Die Mitglieder der Janukowitsch-Partei müssen jetzt am Anfang sicher mitgenommen werden, damit die Menschen im Osten und Süden des Landes sich eingebunden fühlen und nicht denken, dass der Westen alle Macht übernommen hat. Das ist ein Kompromiss, um einen neuen Konflikt zu vermeiden.
Wie kann die EU der Ukraine jetzt helfen?

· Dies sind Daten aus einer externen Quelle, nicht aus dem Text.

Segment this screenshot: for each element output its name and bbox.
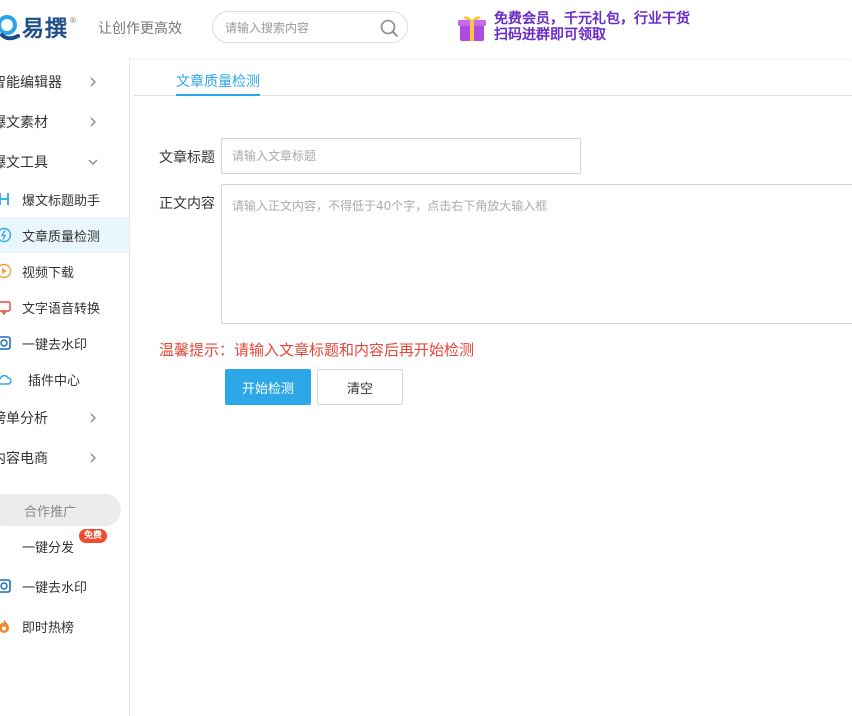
- sidebar-group-ecommerce[interactable]: 内容电商: [0, 438, 130, 478]
- logo-registered-mark: ®: [69, 15, 78, 25]
- free-badge: 免费: [79, 529, 108, 543]
- shield-check-icon: [0, 227, 12, 243]
- slogan: 让创作更高效: [98, 21, 182, 37]
- promo-section-title: 合作推广: [24, 505, 77, 520]
- sidebar-group-label: 爆文工具: [0, 155, 48, 171]
- watermark-icon: [0, 579, 11, 593]
- sidebar-group-label: 智能编辑器: [0, 75, 62, 91]
- cloud-icon: [0, 374, 12, 385]
- promo-banner-text: 免费会员，千元礼包，行业干货 扫码进群即可领取: [494, 11, 690, 43]
- sidebar-item-one-click-distribute[interactable]: 一键分发: [0, 528, 129, 564]
- promo-banner-line1: 免费会员，千元礼包，行业干货: [494, 11, 690, 27]
- top-header: 易撰 ® 让创作更高效 免费会员，千元礼包，行业干货 扫码进群即可领取: [0, 0, 852, 58]
- sidebar-item-label: 一键去水印: [22, 337, 88, 353]
- watermark-icon: [0, 336, 11, 350]
- tab-active-indicator: [176, 94, 260, 96]
- sidebar: 智能编辑器 爆文素材 爆文工具 爆文标题助手 文章质量检测 视频下载 文字语音转…: [0, 58, 130, 716]
- sidebar-group-tools[interactable]: 爆文工具: [0, 142, 130, 182]
- tab-quality-check[interactable]: 文章质量检测: [176, 71, 260, 91]
- sidebar-item-hot-list[interactable]: 即时热榜: [0, 608, 129, 644]
- content-label: 正文内容: [159, 196, 215, 212]
- search-input[interactable]: [225, 18, 375, 38]
- chevron-right-icon: [90, 77, 96, 87]
- speech-convert-icon: [0, 301, 11, 315]
- promo-banner[interactable]: 免费会员，千元礼包，行业干货 扫码进群即可领取: [456, 9, 690, 45]
- sidebar-group-ranking[interactable]: 榜单分析: [0, 398, 130, 438]
- start-check-button[interactable]: 开始检测: [225, 369, 311, 405]
- sidebar-group-label: 榜单分析: [0, 411, 48, 427]
- title-label: 文章标题: [159, 150, 215, 166]
- sidebar-item-label: 一键分发: [22, 540, 75, 556]
- clear-button[interactable]: 清空: [317, 369, 403, 405]
- chevron-right-icon: [90, 413, 96, 423]
- logo-text: 易撰: [22, 17, 69, 42]
- sidebar-item-title-helper[interactable]: 爆文标题助手: [0, 181, 129, 217]
- chevron-down-icon: [88, 159, 98, 165]
- heading-icon: [0, 193, 9, 205]
- warning-tip: 温馨提示：请输入文章标题和内容后再开始检测: [159, 341, 475, 359]
- sidebar-item-promo-remove-watermark[interactable]: 一键去水印: [0, 568, 129, 604]
- sidebar-item-remove-watermark[interactable]: 一键去水印: [0, 325, 129, 361]
- sidebar-item-label: 视频下载: [22, 265, 75, 281]
- promo-banner-line2: 扫码进群即可领取: [494, 27, 606, 43]
- sidebar-item-label: 文字语音转换: [22, 301, 101, 317]
- sidebar-group-smart-editor[interactable]: 智能编辑器: [0, 62, 130, 102]
- sidebar-item-label: 爆文标题助手: [22, 193, 101, 209]
- sidebar-group-label: 爆文素材: [0, 115, 48, 131]
- logo[interactable]: 易撰 ®: [0, 10, 77, 44]
- sidebar-item-text-to-speech[interactable]: 文字语音转换: [0, 289, 129, 325]
- sidebar-item-label: 一键去水印: [22, 580, 88, 596]
- title-input[interactable]: [221, 138, 581, 174]
- promo-section-header: 合作推广: [0, 494, 121, 526]
- search-box: [212, 11, 408, 43]
- chevron-right-icon: [90, 453, 96, 463]
- chevron-right-icon: [90, 117, 96, 127]
- logo-mark-icon: [0, 15, 20, 41]
- sidebar-item-quality-check[interactable]: 文章质量检测: [0, 217, 129, 253]
- sidebar-group-material[interactable]: 爆文素材: [0, 102, 130, 142]
- sidebar-item-plugin-center[interactable]: 插件中心: [0, 361, 129, 397]
- fire-icon: [0, 619, 9, 633]
- sidebar-item-label: 即时热榜: [22, 620, 75, 636]
- tab-bar: 文章质量检测: [134, 58, 852, 96]
- content-textarea[interactable]: [221, 184, 852, 324]
- sidebar-item-label: 插件中心: [28, 373, 81, 389]
- sidebar-item-label: 文章质量检测: [22, 229, 101, 245]
- sidebar-group-label: 内容电商: [0, 451, 48, 467]
- sidebar-item-video-download[interactable]: 视频下载: [0, 253, 129, 289]
- video-download-icon: [0, 263, 12, 279]
- gift-icon: [458, 16, 486, 41]
- search-icon[interactable]: [379, 18, 399, 38]
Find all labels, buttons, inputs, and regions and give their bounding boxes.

Die EU sollte zunächst die Ukraine als eigenständiges Volk und eigenständiges Land sehen. Die Leute wollen endlich als Volk anerkannt werden, ganz egal welche Minderheiten hier leben, ob Russen, Polen, Tataren, Juden, Griechen – wir sind eine Nation. Wir sind Ukrainer und keine abgespaltene Provinz Russlands. Auf dieser Ebene müssen die Gespräche von der EU aus geführt werden. . Eine schnelle Unterzeichnung des EU-Assoziierungsabkommens wäre als einer der ersten Schritte ein wichtiges Zeichen und auch wichtige Hilfe. Und, dass uns Europa mit Know-how unterstützt. Wie die Gesetze verbessert werden können, wie man ein ordentliches Gerichtssystem aufbaut, wie man die Wirtschaft organisiert. Die EU sollte uns Spezialisten schicken, nicht Bürokraten. Der Westen sollte uns helfen, die entsprechenden Kontrollinstanzen zu schaffen, damit es nicht noch einmal so viel Machtmissbrauch geben kann. Entscheidend ist nicht die finanzielle Unterstützung sondern der Wissenstransfer, dass man den Menschen in der Ukraine Instrumente an die Hand gibt, wie Demokratie funktioniert.